Condom Sales Projected To Grow As Chinese Embrace Sex Education And Contraceptives
The Chinese are becoming more health conscious, and many industries are benefiting from this. In particular, condom manufacturers have experienced “unprecedented growth” as a result of China’s increased awareness of sexually transmitted diseases and new government sanctioned sex-education reforms.
According to Bloomberg, which cited a report by Global Industry Analysts, approximately 9.2 million condoms were sold last year, and projections are only expected to increase. “It will be a huge and growing market for a long time to come," Mickie Leong, the head of the China sector of Ansell, an Australian company that owns a Chinese condom brand. “As consumers become more educated and more liberal, they consequently understand the need for safety, prevention and happiness all in one.”
The San Jose-based research company, Global Industry Analysts, says the numbers will reflect it too. Projections show that sales will reach 14.6 billion by 2018, exceptional growth that would be a result of the government’s increased spending on reproductive health care products in addition to sex-education in schools.
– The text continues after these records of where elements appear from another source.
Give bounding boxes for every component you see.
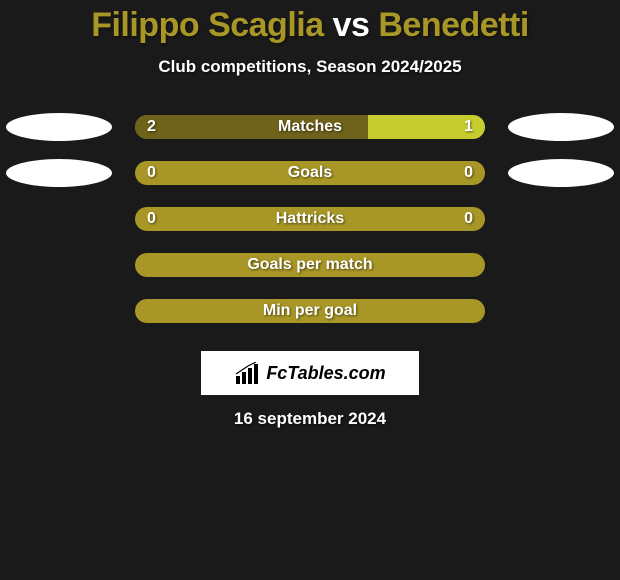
title: Filippo Scaglia vs Benedetti <box>0 6 620 45</box>
logo-text: FcTables.com <box>266 363 385 384</box>
stat-pill: Min per goal <box>135 299 485 323</box>
subtitle: Club competitions, Season 2024/2025 <box>0 57 620 77</box>
stat-pill: 0Goals0 <box>135 161 485 185</box>
stat-label: Goals per match <box>247 253 372 277</box>
player1-name: Filippo Scaglia <box>91 6 323 44</box>
stat-label: Min per goal <box>263 299 357 323</box>
chart-icon <box>234 362 262 384</box>
player2-ellipse <box>508 159 614 187</box>
stat-row: 0Hattricks0 <box>0 207 620 231</box>
stat-pill: 0Hattricks0 <box>135 207 485 231</box>
comparison-card: Filippo Scaglia vs Benedetti Club compet… <box>0 0 620 429</box>
player1-ellipse <box>6 159 112 187</box>
date-label: 16 september 2024 <box>0 409 620 429</box>
stat-row: 0Goals0 <box>0 161 620 185</box>
player1-ellipse <box>6 113 112 141</box>
stat-rows: 2Matches10Goals00Hattricks0Goals per mat… <box>0 115 620 323</box>
vs-text: vs <box>333 6 370 44</box>
stat-pill: 2Matches1 <box>135 115 485 139</box>
stat-label: Goals <box>135 161 485 185</box>
stat-value-right: 1 <box>464 115 473 139</box>
source-logo: FcTables.com <box>201 351 419 395</box>
stat-label: Hattricks <box>135 207 485 231</box>
stat-value-right: 0 <box>464 207 473 231</box>
stat-row: Goals per match <box>0 253 620 277</box>
player2-ellipse <box>508 113 614 141</box>
stat-pill: Goals per match <box>135 253 485 277</box>
stat-label: Matches <box>135 115 485 139</box>
player2-name: Benedetti <box>378 6 528 44</box>
stat-value-right: 0 <box>464 161 473 185</box>
stat-row: 2Matches1 <box>0 115 620 139</box>
stat-row: Min per goal <box>0 299 620 323</box>
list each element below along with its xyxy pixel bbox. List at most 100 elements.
According to a 2009 survey by the Peking University’s Institute of Population Research, less than 40 percent of Chinese people aged 15 and 24 received sex education at school. This is slowly changing, at least for some of China’s college students in Beijing. At Tsinghua University, located in the capital city, a vending machine was recently installed that dispenses condoms at no charge in addition to some free advice on safe sex on a screen. Authorities in North-central Anhui province have installed similar machines in their capital city, Hefei, as well. One of the nine that have been dispersed all over the city is on campus at the Anhui Agricultural University.
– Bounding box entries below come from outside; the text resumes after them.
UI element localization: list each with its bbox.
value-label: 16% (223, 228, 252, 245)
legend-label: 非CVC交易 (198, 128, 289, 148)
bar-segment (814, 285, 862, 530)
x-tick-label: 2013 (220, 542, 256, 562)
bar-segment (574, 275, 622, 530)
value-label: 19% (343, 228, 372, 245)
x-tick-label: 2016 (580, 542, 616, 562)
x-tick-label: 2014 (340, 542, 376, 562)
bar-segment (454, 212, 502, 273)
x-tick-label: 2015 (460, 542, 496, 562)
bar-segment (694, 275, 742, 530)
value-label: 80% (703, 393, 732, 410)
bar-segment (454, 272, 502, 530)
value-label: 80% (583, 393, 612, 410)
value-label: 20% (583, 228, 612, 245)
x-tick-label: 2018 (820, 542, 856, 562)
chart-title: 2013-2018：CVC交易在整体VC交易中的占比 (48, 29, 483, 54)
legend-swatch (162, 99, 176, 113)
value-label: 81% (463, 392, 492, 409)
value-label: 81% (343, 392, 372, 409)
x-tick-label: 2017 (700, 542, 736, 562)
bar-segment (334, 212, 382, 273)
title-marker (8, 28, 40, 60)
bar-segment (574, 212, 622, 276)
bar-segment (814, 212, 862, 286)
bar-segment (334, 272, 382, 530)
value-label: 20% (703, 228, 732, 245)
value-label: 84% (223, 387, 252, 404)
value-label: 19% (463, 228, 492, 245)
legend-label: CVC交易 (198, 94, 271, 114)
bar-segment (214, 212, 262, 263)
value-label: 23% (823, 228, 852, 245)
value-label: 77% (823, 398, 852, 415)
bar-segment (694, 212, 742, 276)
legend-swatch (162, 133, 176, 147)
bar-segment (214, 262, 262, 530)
Many of those that attend universities equipped with the contraceptive welcome the addition. “It’s necessary that the school has something like this,” Guo Si, a freshman at a Beijing University, told Bloomberg. “When you’re in university and you have a boyfriend or girlfriend, sex will come naturally.”
Guo said the first time she held a condom was a month before she turned 20. She only did so because she was rolling a condom over a banana during one of her sex-education courses at school, called a “companion education” class.
This will hopefully help alleviate China’s growing number of STD cases, which the National Center for STD control called an “increasing epidemic of sexually transmitted infections, including HIV.” Incidences of STDs were concentrated in affluent regions and cities and most prominently affected those between the ages of 20 and 29.